Share

Kenali Ibumu Ini, Nak

Author: Intan Resa
last update Last Updated: 2023-01-03 22:33:45

Aku tersenyum menyeringai melihat Delon berlari tunggang langgang dikejar 4 laki-laki itu. Mungkin detak jantungnya sekarang berpacu sangat cepat saking takutnya. Itu belum sebanding dengan ketakutanku karena hampir kehilangan putri kesayanganku. Aku mempercepat langkah dan langsung masuk ke dalam rumah sakit.

“Bu Rahimah? Darimana saja? Saya cariin dari tadi tak nampak.”

Dokter Rian menghampiriku. Wajahnya yang bersih menyejukkan hati. Andai aku masih punya anak perempuan lajang, lelaki seperti ini yang kuharapkan jadi jodohnya.

“Saya baru makan, Dok.
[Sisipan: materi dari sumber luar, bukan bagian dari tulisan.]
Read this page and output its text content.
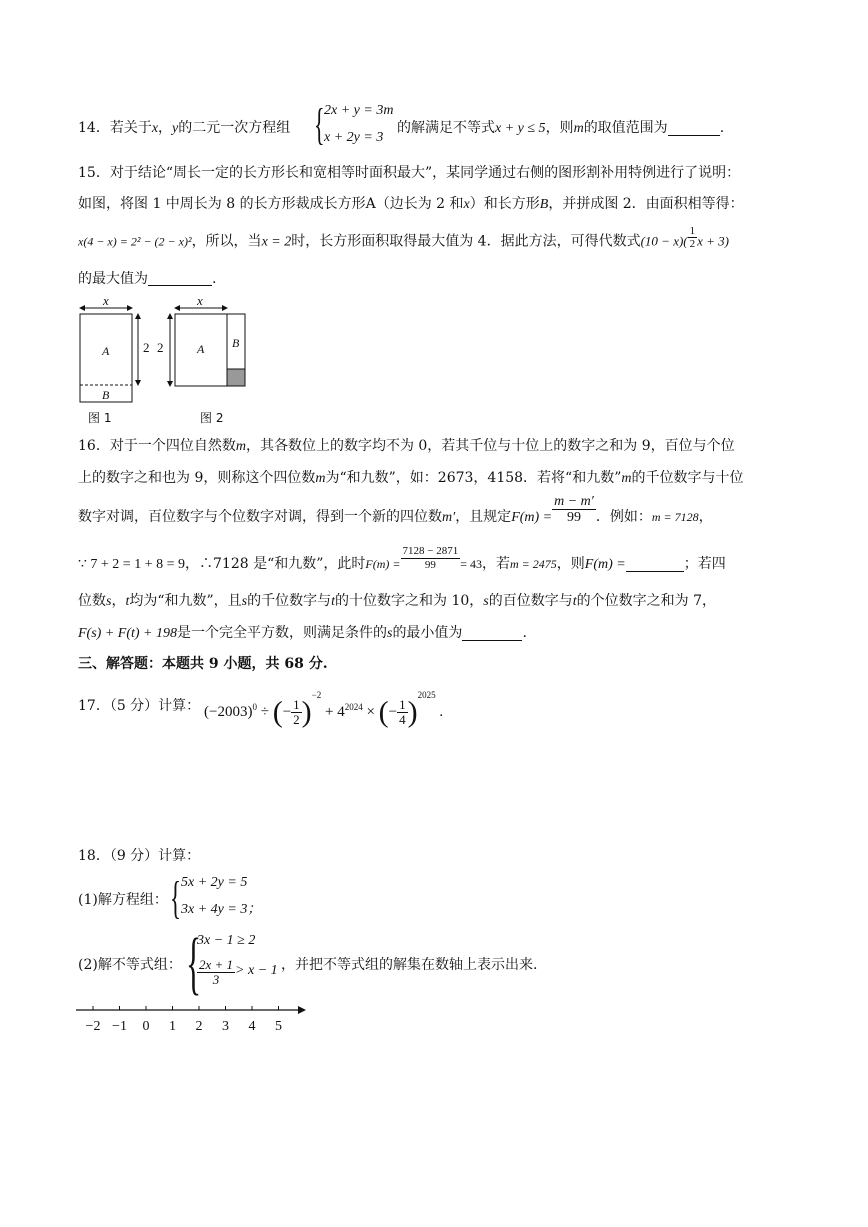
14．若关于x，y的二元一次方程组 { 2x + y = 3m
x + 2y = 3
的解满足不等式x + y ≤ 5，则m的取值范围为	.
15．对于结论“周长一定的长方形长和宽相等时面积最大”，某同学通过右侧的图形割补用特例进行了说明：
如图，将图 1 中周长为 8 的长方形裁成长方形A（边长为 2 和x）和长方形B，并拼成图 2．由面积相等得：
x(4 − x) = 2² − (2 − x)²，所以，当x = 2时，长方形面积取得最大值为 4．据此方法，可得代数式$(10 - x)( \frac{1}{2}$ x + 3)
的最大值为	.
x
A
B
2
图 1
x
A B
2
图 2
16．对于一个四位自然数m，其各数位上的数字均不为 0，若其千位与十位上的数字之和为 9，百位与个位
上的数字之和也为 9，则称这个四位数m为“和九数”，如：2673，4158．若将“和九数”m的千位数字与十位
数字对调，百位数字与个位数字对调，得到一个新的四位数m′，且规定$F(m) = \frac{m - m'}{99}$ ．例如：m = 7128，
∵ 7 + 2 = 1 + 8 = 9，∴7128 是“和九数”，此时$F(m) = \frac{7128 - 2871}{99} = 43$，若m = 2475，则F(m) =	；若四
位数s，t均为“和九数”，且s的千位数字与t的十位数字之和为 10，s的百位数字与t的个位数字之和为 7，
F(s) + F(t) + 198是一个完全平方数，则满足条件的s的最小值为	.
三、解答题：本题共 9 小题，共 68 分.
17．（5 分）计算： $(-2003)^0$ ÷ (− $\frac{1}{2} )^{-2} + 4^{2024}$ × (− $\frac{1}{4} )^{2025}$ .
18．（9 分）计算：
(1)解方程组： { 5x + 2y = 5
3x + 4y = 3；
(2)解不等式组： {
3x − 1 ≥ 2
$\frac{2x + 1}{3} > x - 1$ ，并把不等式组的解集在数轴上表示出来.
−2 −1 0 1 2 3 4 5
Bagaimana keadaan anak saya?”

“Jangan bersikap formal begitu, Bu. Panggil saja saya Rian, tanpa embel-embel dokter. Saya seusia Raka. Ibu bisa menganggap saya seperti anak sendiri.”
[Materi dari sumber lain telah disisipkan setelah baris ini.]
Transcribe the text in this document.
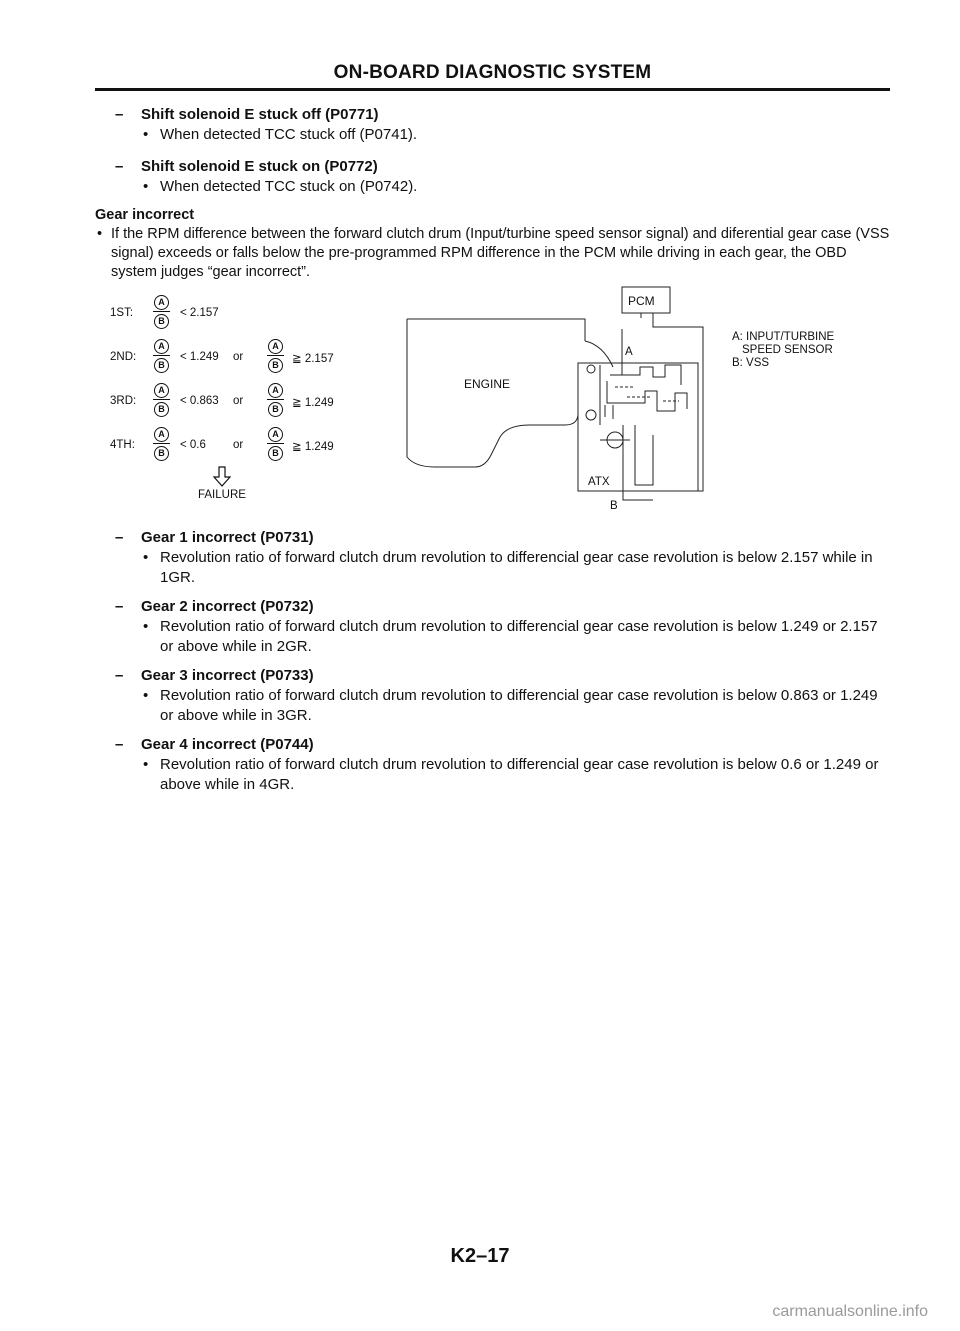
ON-BOARD DIAGNOSTIC SYSTEM
– Shift solenoid E stuck off (P0771)
• When detected TCC stuck off (P0741).
– Shift solenoid E stuck on (P0772)
• When detected TCC stuck on (P0742).
Gear incorrect
• If the RPM difference between the forward clutch drum (Input/turbine speed sensor signal) and diferential gear case (VSS signal) exceeds or falls below the pre-programmed RPM difference in the PCM while driving in each gear, the OBD system judges “gear incorrect”.
1ST: $\frac{A}{B} < 2.157$
2ND: $\frac{A}{B} < 1.249$ or	$\frac{A}{B}$ ≧ 2.157
3RD: $\frac{A}{B} < 0.863$ or	$\frac{A}{B}$ ≧ 1.249
4TH: $\frac{A}{B} < 0.6$ or	$\frac{A}{B}$ ≧ 1.249
FAILURE
PCM
ENGINE
ATX
A
B
A: INPUT/TURBINE
SPEED SENSOR
B: VSS
– Gear 1 incorrect (P0731)
• Revolution ratio of forward clutch drum revolution to differencial gear case revolution is below 2.157 while in 1GR.
– Gear 2 incorrect (P0732)
• Revolution ratio of forward clutch drum revolution to differencial gear case revolution is below 1.249 or 2.157 or above while in 2GR.
– Gear 3 incorrect (P0733)
• Revolution ratio of forward clutch drum revolution to differencial gear case revolution is below 0.863 or 1.249 or above while in 3GR.
– Gear 4 incorrect (P0744)
• Revolution ratio of forward clutch drum revolution to differencial gear case revolution is below 0.6 or 1.249 or above while in 4GR.
K2–17
carmanualsonline.info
“Kamu baik sekali, Nak. Orang tuamu pasti bangga memiliki anak sepertimu.”

Rian tertawa sekilas. “Saya baik berkali-kali kok, Bu, bukan cuma sekali baiknya.”

Sepertinya dia berusaha menghiburku. Aku tersenyum tipis, menghargai usahanya untuk membuatku terhibur. 

“Di rumah sakit ini, kamu adalah dokter yang akan menyembuhkan putriku. Saya lebih senang memanggilmu dokter. Kalau di luar, saya kan memanggil namamu.”

“Baiklah, Bu. Saya tak bisa memaksa.” Dia tersenyum lagi. 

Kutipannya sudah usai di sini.